EXERCISE 1: The reverse crunch

Lying on the ground (always using an exercise mat), keep your arms face down at your sides. While keeping your legs as straight as possible, bring them up to a perpendicular position with the floor slowly, then lower them again. Pause briefly, and do not let the legs touch the ground between repetitions. Perform 3 sets of ten-fifteen. Targets the lower abs.

EXERCISE 2: TEASER (pilates)

Lie on your back with your knees drawn up and your arms down at your sides. Slowly stretch your legs out so they are above the floor at a 45-degree angle.

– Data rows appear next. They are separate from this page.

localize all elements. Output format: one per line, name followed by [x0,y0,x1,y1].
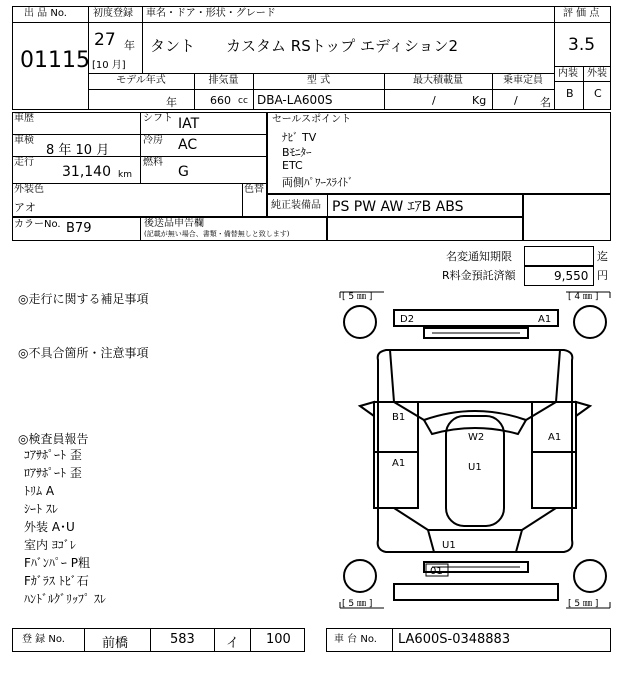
reg-month: [10 月] [92,60,126,71]
equipment-extra [523,194,611,241]
mileage-value: 31,140 [62,164,111,180]
divider [88,89,554,90]
sales-point-2: Bﾓﾆﾀｰ [282,146,312,159]
car-grade: カスタム RSトップ エディション2 [226,37,459,55]
divider [140,217,141,241]
interior-grade: B [566,87,574,100]
defect-notes-label: ◎不具合箇所・注意事項 [18,346,149,360]
car-name: タント [150,37,196,55]
divider [583,66,584,110]
capacity-label: 乗車定員 [503,75,543,86]
corner-label-bl: [ 5 ㎜ ] [342,599,373,609]
equipment-items: PS PW AW ｴｱB ABS [332,199,464,215]
inspector-label: ◎検査員報告 [18,432,89,446]
mark-door-right: A1 [548,432,562,443]
reg-label: 登 録 No. [22,634,65,645]
divider [242,183,243,217]
lot-number: 01115 [20,48,90,73]
equipment-row2 [327,217,523,241]
inspector-item: ｺｱｻﾎﾟｰﾄ 歪 [24,448,82,462]
model-year-unit: 年 [166,96,177,109]
reg-year-unit: 年 [124,39,135,52]
ext-color-label: 外装色 [14,184,44,195]
exterior-label: 外装 [587,68,607,79]
inspector-item: ﾊﾝﾄﾞﾙｸﾞﾘｯﾌﾟ ｽﾚ [24,592,106,606]
sales-point-1: ﾅﾋﾞ TV [282,131,317,144]
ac-value: AC [178,137,198,153]
inspector-item: ｼｰﾄ ｽﾚ [24,502,58,516]
mileage-unit: km [118,170,132,180]
recolor-label: 色替 [244,184,264,195]
displacement: 660 [210,94,231,107]
name-label: 車名・ドア・形状・グレード [146,8,276,19]
color-no-label: カラーNo. [14,219,61,230]
shift-value: IAT [178,116,200,132]
name-change-box [524,246,594,266]
reg-kana: イ [226,636,240,651]
chassis-number: LA600S-0348883 [398,632,511,647]
ac-label: 冷房 [143,135,163,146]
divider [84,628,85,652]
ext-color-value: アオ [14,201,36,214]
first-reg-label: 初度登録 [93,8,133,19]
name-change-unit: 迄 [597,250,608,263]
mark-front-right: A1 [538,314,552,325]
equipment-label: 純正装備品 [271,200,321,211]
divider [142,6,143,73]
inspector-item: 室内 ﾖｺﾞﾚ [24,538,76,552]
divider [392,628,393,652]
inspection-label: 車検 [14,135,34,146]
max-load-slash: / [432,94,436,107]
recycle-value: 9,550 [554,269,589,283]
reg-year: 27 [94,30,116,50]
mark-rear-door-left: A1 [392,458,406,469]
mark-rear-bumper: 01 [430,566,443,577]
inspector-item: 外装 A･U [24,520,75,534]
fuel-value: G [178,164,189,180]
divider [327,194,328,217]
history-label: 車歴 [14,113,34,124]
inspection-value: 8 年 10 月 [46,143,110,158]
model: DBA-LA600S [257,93,333,107]
divider [12,22,89,23]
capacity-slash: / [514,94,518,107]
reg-number: 100 [266,632,291,647]
divider [250,628,251,652]
max-load-unit: Kg [472,94,487,107]
divider [88,22,554,23]
inspector-item: Fｶﾞﾗｽ ﾄﾋﾞ石 [24,574,89,588]
reg-region: 前橋 [102,636,129,651]
mark-front-left: D2 [400,314,415,325]
divider [150,628,151,652]
reg-class: 583 [170,632,195,647]
divider [214,628,215,652]
color-no-value: B79 [66,221,92,236]
corner-label-tl: [ 5 ㎜ ] [342,292,373,302]
car-diagram [338,290,612,610]
recycle-unit: 円 [597,269,608,282]
running-notes-label: ◎走行に関する補足事項 [18,292,149,306]
divider [12,183,267,184]
sales-point-3: ETC [282,159,303,172]
model-label: 型 式 [306,75,331,86]
mark-rear: U1 [442,540,456,551]
divider [12,134,267,135]
exterior-grade: C [594,87,602,100]
divider [140,112,141,183]
divider [88,73,554,74]
corner-label-br: [ 5 ㎜ ] [568,599,599,609]
eval-label: 評 価 点 [563,8,600,19]
later-docs-label: 後送品申告欄 [144,218,204,229]
name-change-label: 名変通知期限 [446,250,512,263]
inspector-item: ﾄﾘﾑ A [24,484,55,498]
sales-point-4: 両側ﾊﾟﾜｰｽﾗｲﾄﾞ [282,176,354,189]
inspector-item: ﾛｱｻﾎﾟｰﾄ 歪 [24,466,82,480]
fuel-label: 燃料 [143,157,163,168]
mileage-label: 走行 [14,157,34,168]
capacity-unit: 名 [540,96,551,109]
recycle-label: R料金預託済額 [442,269,516,282]
eval-score: 3.5 [568,35,596,55]
corner-label-tr: [ 4 ㎜ ] [568,292,599,302]
inspector-item: Fﾊﾞﾝﾊﾟｰ P粗 [24,556,90,570]
max-load-label: 最大積載量 [413,75,463,86]
divider [554,22,611,23]
displacement-label: 排気量 [208,75,239,86]
lot-label: 出 品 No. [24,8,67,19]
mark-door-left: B1 [392,412,406,423]
displacement-unit: cc [238,96,248,106]
later-docs-note: (記載が無い場合、書類・備替無しと致します) [144,230,290,238]
mark-roof: W2 [468,432,485,443]
model-year-label: モデル年式 [116,75,166,86]
sales-label: セールスポイント [272,114,352,125]
mark-center: U1 [468,462,482,473]
interior-label: 内装 [558,68,578,79]
shift-label: シフト [143,113,173,124]
chassis-label: 車 台 No. [334,634,377,645]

As you go, raise your upper body so that your torso is also held at a 45-degree angle. (you should look like a V).

Draw your hand up alongside your legs-without touching- as high as you can toward your feet.

Hold this position, then slowly raise your arms up and over your head until they are in line with your upper body.

Slowly sweep your arms back down in front of you toward your ankles.

Keep your legs and hands close to your legs as you lower both your lower and upper body down to the floor Repeat for 2 sets, 3-6 reps.

Targets: upper/lower abs, internal/external obliques

EXERCISE 3: Corkscrew (pilates)

Lie on your back with your knees drawn up, arms at your sides.

Extend your legs straight with your feet together and pointed toward the ceiling.

Keeping your head and shoulders on the floor, slowly rotate your feet (or knees if your legs are slightly bent) clockwise as if you're drawing a circle in the air.

Bring your feet back to the center, then rotate them counterclockwise. Then bring your feet back to the center again. (imagine drawing a sideways figure 8. The larger the circle you draw, the harder and more effective the exercise.) Repeat for eight circles on both sides, for 3 sets.

NUTRITION TIP: foods that are good for making muscle:

Steak- of course, tons of protein (cut off the fat).

Almonds- high in magnesium, helps you lift more. (not too many, they're high in fats.)

Broccoli-good source of vitamin C, decreases post-workout muscle damage.

Brown Rice-more of the amino acids arginine and lysine than the white stuff.

Low-fat ice cream- half a cup has 63mg calcium, great for proper muscle contractions.